NE PLUS AVOIR DE MONNAIE ?

George Saravelos, le principal stratège de la Deutsche Bank en matière de devises, estime qu'il est difficile de surestimer l'ampleur de la remise en question politique et commerciale de cette semaine. "Deux piliers du rôle de l'Amérique dans le monde sont fondamentalement remis en question", a-t-il déclaré.

Il a noté que le taux moyen des droits de douane américains le plus élevé depuis l'effondrement de l'ère des taux de change fixes de Bretton Woods au début des années 1970 est en train de se produire, alors que les graves dommages causés à l'alliance militaire transatlantique obligent l'Allemagne et l'Europe à planifier des centaines de milliards d'euros de dépenses en matière de défense et d'infrastructures.

La chute du billet vert en parallèle signifie que "la perte potentielle du statut de valeur refuge du dollar dans ce contexte doit être examinée", a-t-il déclaré. "Nous n'écrivons pas cela à la légère.

Le plus remarquable pour M. Saravelos est la rupture de la corrélation entre le dollar et les actifs à risque qui, selon lui, a été au cœur de la construction des portefeuilles au cours de la dernière décennie.

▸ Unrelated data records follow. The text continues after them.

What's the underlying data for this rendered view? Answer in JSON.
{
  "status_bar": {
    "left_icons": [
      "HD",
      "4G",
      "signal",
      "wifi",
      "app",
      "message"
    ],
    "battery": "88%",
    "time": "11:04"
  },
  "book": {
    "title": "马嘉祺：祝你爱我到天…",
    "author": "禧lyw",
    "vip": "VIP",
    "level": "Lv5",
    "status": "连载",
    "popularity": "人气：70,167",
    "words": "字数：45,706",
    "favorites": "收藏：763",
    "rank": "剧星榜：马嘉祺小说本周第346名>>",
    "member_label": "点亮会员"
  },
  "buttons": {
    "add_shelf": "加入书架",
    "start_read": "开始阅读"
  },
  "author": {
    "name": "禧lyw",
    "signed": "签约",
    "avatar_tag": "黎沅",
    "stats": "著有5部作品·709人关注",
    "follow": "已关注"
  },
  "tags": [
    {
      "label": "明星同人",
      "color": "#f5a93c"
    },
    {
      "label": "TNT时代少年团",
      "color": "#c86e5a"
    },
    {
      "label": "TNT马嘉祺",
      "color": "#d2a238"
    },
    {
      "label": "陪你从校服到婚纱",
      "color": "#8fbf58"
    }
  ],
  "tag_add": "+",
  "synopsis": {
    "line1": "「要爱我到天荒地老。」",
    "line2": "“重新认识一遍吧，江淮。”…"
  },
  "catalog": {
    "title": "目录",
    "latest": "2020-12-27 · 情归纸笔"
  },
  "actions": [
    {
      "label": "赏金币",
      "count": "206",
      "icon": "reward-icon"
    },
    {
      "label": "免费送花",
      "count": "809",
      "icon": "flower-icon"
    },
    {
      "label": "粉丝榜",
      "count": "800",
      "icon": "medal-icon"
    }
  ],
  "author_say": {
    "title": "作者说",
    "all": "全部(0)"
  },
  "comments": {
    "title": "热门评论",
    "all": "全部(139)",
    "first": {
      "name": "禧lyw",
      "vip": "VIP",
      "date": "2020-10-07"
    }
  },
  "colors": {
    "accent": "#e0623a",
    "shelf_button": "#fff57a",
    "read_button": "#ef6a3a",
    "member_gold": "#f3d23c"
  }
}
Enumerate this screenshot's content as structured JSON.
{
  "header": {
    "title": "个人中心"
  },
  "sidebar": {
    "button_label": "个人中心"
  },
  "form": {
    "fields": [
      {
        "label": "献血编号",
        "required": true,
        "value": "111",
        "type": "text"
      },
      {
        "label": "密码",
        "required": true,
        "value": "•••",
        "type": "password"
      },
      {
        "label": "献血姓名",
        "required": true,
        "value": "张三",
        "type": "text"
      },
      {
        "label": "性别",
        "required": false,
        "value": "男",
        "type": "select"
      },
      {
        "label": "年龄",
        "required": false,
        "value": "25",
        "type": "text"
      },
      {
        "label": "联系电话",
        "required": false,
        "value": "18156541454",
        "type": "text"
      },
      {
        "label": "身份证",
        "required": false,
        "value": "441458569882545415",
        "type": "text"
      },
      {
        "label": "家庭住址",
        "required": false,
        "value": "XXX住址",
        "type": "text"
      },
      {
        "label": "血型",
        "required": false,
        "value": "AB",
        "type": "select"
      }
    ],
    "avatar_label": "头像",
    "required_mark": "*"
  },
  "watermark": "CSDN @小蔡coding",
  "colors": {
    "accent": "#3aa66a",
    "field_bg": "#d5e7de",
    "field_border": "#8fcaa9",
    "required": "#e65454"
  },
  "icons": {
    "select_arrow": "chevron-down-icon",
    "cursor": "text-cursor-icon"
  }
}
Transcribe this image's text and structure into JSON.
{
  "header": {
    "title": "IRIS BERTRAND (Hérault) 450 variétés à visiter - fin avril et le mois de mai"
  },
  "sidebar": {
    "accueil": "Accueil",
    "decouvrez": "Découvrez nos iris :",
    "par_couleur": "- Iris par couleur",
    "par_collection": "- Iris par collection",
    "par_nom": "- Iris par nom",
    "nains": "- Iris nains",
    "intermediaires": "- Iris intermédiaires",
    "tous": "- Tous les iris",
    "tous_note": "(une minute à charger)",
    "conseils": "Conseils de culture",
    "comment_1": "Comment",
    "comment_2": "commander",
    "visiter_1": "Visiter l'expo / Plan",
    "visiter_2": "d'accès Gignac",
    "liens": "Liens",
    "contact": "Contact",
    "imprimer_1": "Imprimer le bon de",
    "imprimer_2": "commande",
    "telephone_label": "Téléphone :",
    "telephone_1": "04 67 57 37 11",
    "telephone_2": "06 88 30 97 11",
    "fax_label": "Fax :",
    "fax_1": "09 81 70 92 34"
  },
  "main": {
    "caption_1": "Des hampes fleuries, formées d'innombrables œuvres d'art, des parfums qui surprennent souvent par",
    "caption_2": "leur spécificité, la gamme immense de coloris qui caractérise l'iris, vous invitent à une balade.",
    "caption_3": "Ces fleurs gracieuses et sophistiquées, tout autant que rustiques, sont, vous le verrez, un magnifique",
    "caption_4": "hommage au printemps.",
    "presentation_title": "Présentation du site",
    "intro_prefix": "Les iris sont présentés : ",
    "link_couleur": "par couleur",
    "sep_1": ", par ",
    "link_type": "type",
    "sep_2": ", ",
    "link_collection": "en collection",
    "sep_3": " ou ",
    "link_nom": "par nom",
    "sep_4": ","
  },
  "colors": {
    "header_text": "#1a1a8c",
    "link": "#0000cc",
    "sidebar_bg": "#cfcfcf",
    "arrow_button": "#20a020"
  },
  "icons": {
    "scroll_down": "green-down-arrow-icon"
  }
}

Il est certain que l'équipe Trump peut adorer la vue d'un dollar en chute libre. Le président a de nouveau critiqué le Japon et la Chine cette semaine pour avoir "tué leurs monnaies" afin de déjouer les rivaux commerciaux des États-Unis.

Et l'administration peut même se réjouir de voir les bons du Trésor se redresser, réduisant ainsi le coût du service de la dette du pays.

Mais la perspective d'une atteinte au rôle mondial du dollar pourrait s'avérer plus inconfortable, tout comme le fait de voir les investisseurs étrangers fuir Wall street, qui a longtemps été la seule place sur le marché.

Poussée à son paroxysme, la perspective de l'"Amérique d'abord" au niveau national pourrait mettre fin à l'"Amérique d'abord" pour les investisseurs du monde entier.

Graphique clé du jour

L'Allemagne et l'Union européenne ont répondu aux doutes croissants concernant l'engagement de Washington envers l'alliance transatlantique par une rapidité rare et d'énormes plans de financement pour la défense et les infrastructures. Ce coup de pouce fiscal potentiel à l'économie de l'UE électrise les marchés et l'euro. Les indices boursiers européens ont dépassé le S&P 500 de plus de 10 % depuis le début de l'année, et les actions européennes dans le domaine de la défense ont dépassé le Nasdaq 100 d'environ 35 %.

Événements à surveiller aujourd'hui

* Les chiffres de l'emploi dans le secteur privé aux États-Unis en février (ADP), les enquêtes sur le secteur des services aux États-Unis en février (ISM et S&P Global), les commandes de produits manufacturés en janvier.

* La Réserve fédérale publie le "Livre beige" sur les conditions économiques. Le gouverneur de la Banque d'Angleterre, Andrew Bailey, et d'autres responsables de la BoE répondent à des questions au Parlement.

* Résultats des entreprises américaines : Campbell's, Brown-Forman

Les opinions exprimées sont celles de l'auteur.